Maybe the significant cap rise will reduce the amount of cap “push-outs,” which are reorganizations in which clubs shift big salaries into prorated signing bonuses to postpone cap hardship. As per their regular procedure, the New Orleans Saints have already used up $23 million of Derek Carr’s contract’s cap space. Perhaps in 2024, there won’t be as much of this (a cap management method I dislike).

Again, moving the cap to future years doesn’t require a magic cap worker. To set up the team such that they don’t need to do that, a cap wizard is needed.

Regarding a specific potent team weapon…

Power of the tag

The time for designating a franchise tag began last Tuesday and ends on Tuesday of next week. With the tag, clubs may remove one of their pending free agents—typically their best player—from the market. It is difficult to overstate the restricting capabilities of the tag, as I say each year.

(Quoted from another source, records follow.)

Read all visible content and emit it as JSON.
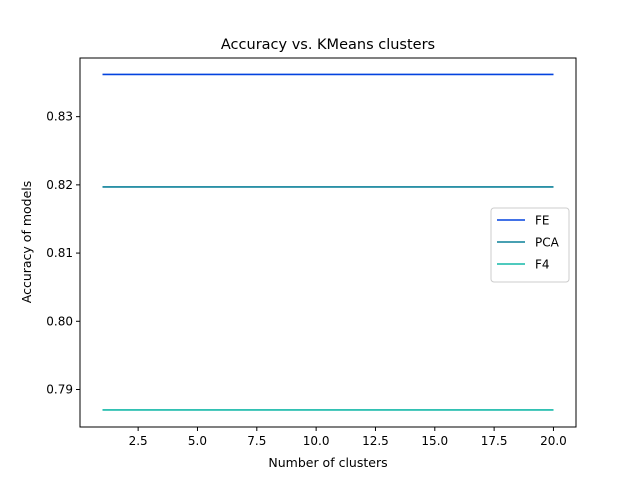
{
  "chart_data": {
    "type": "line",
    "title": "Accuracy vs. KMeans clusters",
    "xlabel": "Number of clusters",
    "ylabel": "Accuracy of models",
    "xlim": [
      0.05,
      20.95
    ],
    "ylim": [
      0.7845,
      0.8386
    ],
    "xticks": [
      2.5,
      5.0,
      7.5,
      10.0,
      12.5,
      15.0,
      17.5,
      20.0
    ],
    "xtick_labels": [
      "2.5",
      "5.0",
      "7.5",
      "10.0",
      "12.5",
      "15.0",
      "17.5",
      "20.0"
    ],
    "yticks": [
      0.79,
      0.8,
      0.81,
      0.82,
      0.83
    ],
    "ytick_labels": [
      "0.79",
      "0.80",
      "0.81",
      "0.82",
      "0.83"
    ],
    "grid": false,
    "legend_position": "center-right",
    "series": [
      {
        "name": "FE",
        "color": "#0343df",
        "x": [
          1,
          20
        ],
        "y": [
          0.8362,
          0.8362
        ]
      },
      {
        "name": "PCA",
        "color": "#0b8199",
        "x": [
          1,
          20
        ],
        "y": [
          0.8197,
          0.8197
        ]
      },
      {
        "name": "F4",
        "color": "#15b8a8",
        "x": [
          1,
          20
        ],
        "y": [
          0.787,
          0.787
        ]
      }
    ]
  }
}
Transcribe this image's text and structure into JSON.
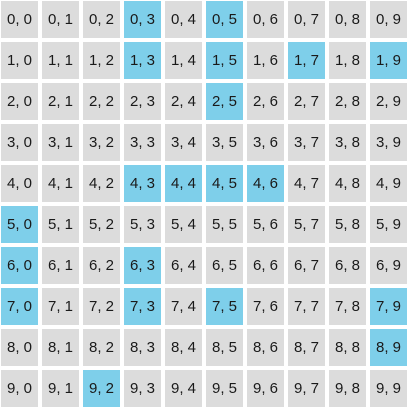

I am aware that some claim that the tag only has an impact on the few players who are subjected to it each year—even the NFLPA, the organization that permits this to continue. That notion is entirely incorrect, even though it is accurate. Although they seldom ever use it, teams frequently utilize the tag when negotiating with their greatest players. Because of the tag, a team knows that even if a top player has one year left on their contract, they have two or three left. A player may choose to accept the team’s offer or incur the tag later on.

As the player ages and his market worth declines by one year, the tag becomes a one-year rental. Players prefer long-term commitments over short-term ones, as individuals. Rather than getting married, the tag lets teams “date” one other every year.

The market worth of almost every player is impacted by the tag: Every position player below that is impacted when the top of the position group is restricted. A player who has reached the pinnacle of their career and is a free agent may only be removed from the market in the NFL, not in any other major professional sport.

A note on Peter King

Having worked with Peter King as an executive with the Packers, an agent, and a coworker, I have known him for over thirty years. When Peter invited me to write a Business of Football piece with him at The MMQB, it was one of the joys of my career. (Now, eleven years later, here we are.) Even though I was writing for ESPN at the time, one of their main rivals, while still working on television. They understood the value of being connected to Peter’s brand.

King declared on Monday that he was quitting sports journalism.

Peter is a compassionate individual who treated every NFL employee, from owners to lower-level staff, equally. When Peter came to work for the Packers, it was not always a pleasant sight.